The resources expended during the Roman-Persian Wars ultimately proved catastrophic for both empires. The prolonged and escalating warfare of the sixth and seventh centuries left them exhausted and vulnerable in the face of the sudden emergence and expansion of the Caliphate, whose forces invaded both empires only a few years after the end of the last Roman-Persian war. Benefiting from their weakened condition, the Arab Muslim armies swiftly conquered the entire Sassanid Empire, and deprived the Eastern Roman Empire of its territories in the Middle East, the Caucasus, Egypt, and the rest of North Africa. (Over the following centuries, most of the Byzantine empire came under Muslim rule).'

It will be noted that this none too heroic episode more or less sums up the Western-Persian battles. 'We' are told about the 'heroic' Spartan battles against the Persians. 'We' are not told that the Athenians provoked the battles with their support for the Ionians, and that the 'heroic' Persian/Greek battles solved little, and ultimately led to the end of the Greek Golden Age, vicious internecine warfare and the ultimate eclipse of both Athens and Sparta as major powers. To be sure Alexander the 'Great' then invaded Persia and 'won', but his Empire quickly collapsed, the Persians reconstituted themselves, and bickering amongst the heirs of Alexander led to weak, mini empires, easily conquered by the Romans.

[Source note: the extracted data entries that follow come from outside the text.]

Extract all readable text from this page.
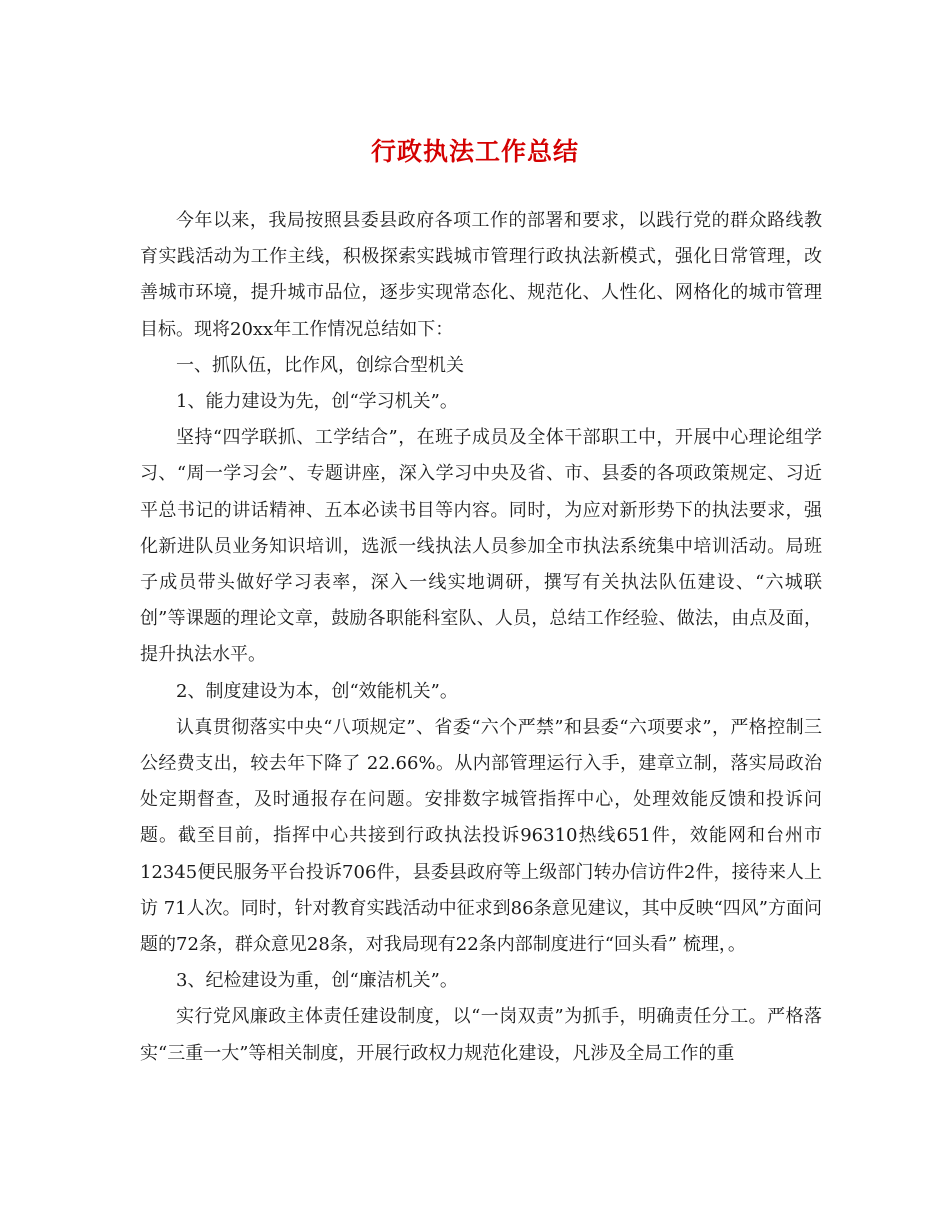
行政执法工作总结

今年以来，我局按照县委县政府各项工作的部署和要求，以践行党的群众路线教育实践活动为工作主线，积极探索实践城市管理行政执法新模式，强化日常管理，改善城市环境，提升城市品位，逐步实现常态化、规范化、人性化、网格化的城市管理目标。现将20xx年工作情况总结如下：

一、抓队伍，比作风，创综合型机关

1、能力建设为先，创“学习机关”。

坚持“四学联抓、工学结合”，在班子成员及全体干部职工中，开展中心理论组学习、“周一学习会”、专题讲座，深入学习中央及省、市、县委的各项政策规定、习近平总书记的讲话精神、五本必读书目等内容。同时，为应对新形势下的执法要求，强化新进队员业务知识培训，选派一线执法人员参加全市执法系统集中培训活动。局班子成员带头做好学习表率，深入一线实地调研，撰写有关执法队伍建设、“六城联创”等课题的理论文章，鼓励各职能科室队、人员，总结工作经验、做法，由点及面，提升执法水平。

2、制度建设为本，创“效能机关”。

认真贯彻落实中央“八项规定”、省委“六个严禁”和县委“六项要求”，严格控制三公经费支出，较去年下降了 22.66%。从内部管理运行入手，建章立制，落实局政治处定期督查，及时通报存在问题。安排数字城管指挥中心，处理效能反馈和投诉问题。截至目前，指挥中心共接到行政执法投诉96310热线651件，效能网和台州市12345便民服务平台投诉706件，县委县政府等上级部门转办信访件2件，接待来人上访 71人次。同时，针对教育实践活动中征求到86条意见建议，其中反映“四风”方面问题的72条，群众意见28条，对我局现有22条内部制度进行“回头看” 梳理，。

3、纪检建设为重，创“廉洁机关”。

实行党风廉政主体责任建设制度，以“一岗双责”为抓手，明确责任分工。严格落实“三重一大”等相关制度，开展行政权力规范化建设，凡涉及全局工作的重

And, indeed, what of the epic battles between Rome and Persia? They helped to destroy both Empires, ultimately. The epic battles of the 7th century led to Persia becoming completely exhausted, and, therefore, becoming easy prey for the Arabs. The battles against the Persians helped to 'lose' the Western Empire. To be sure, the Romans/Byzantines managed to hold on to their Empire in the face of the Arabs in the short term, but the success of Islam could not be denied. If the Romans had not wasted so much time and energy battling Persia, Islam might have been stopped. As it was, the Muslims ended up converting the Turks, who, of course, ended up finishing off Constantinople, and this particular phase of the battle between 'East' and 'West'.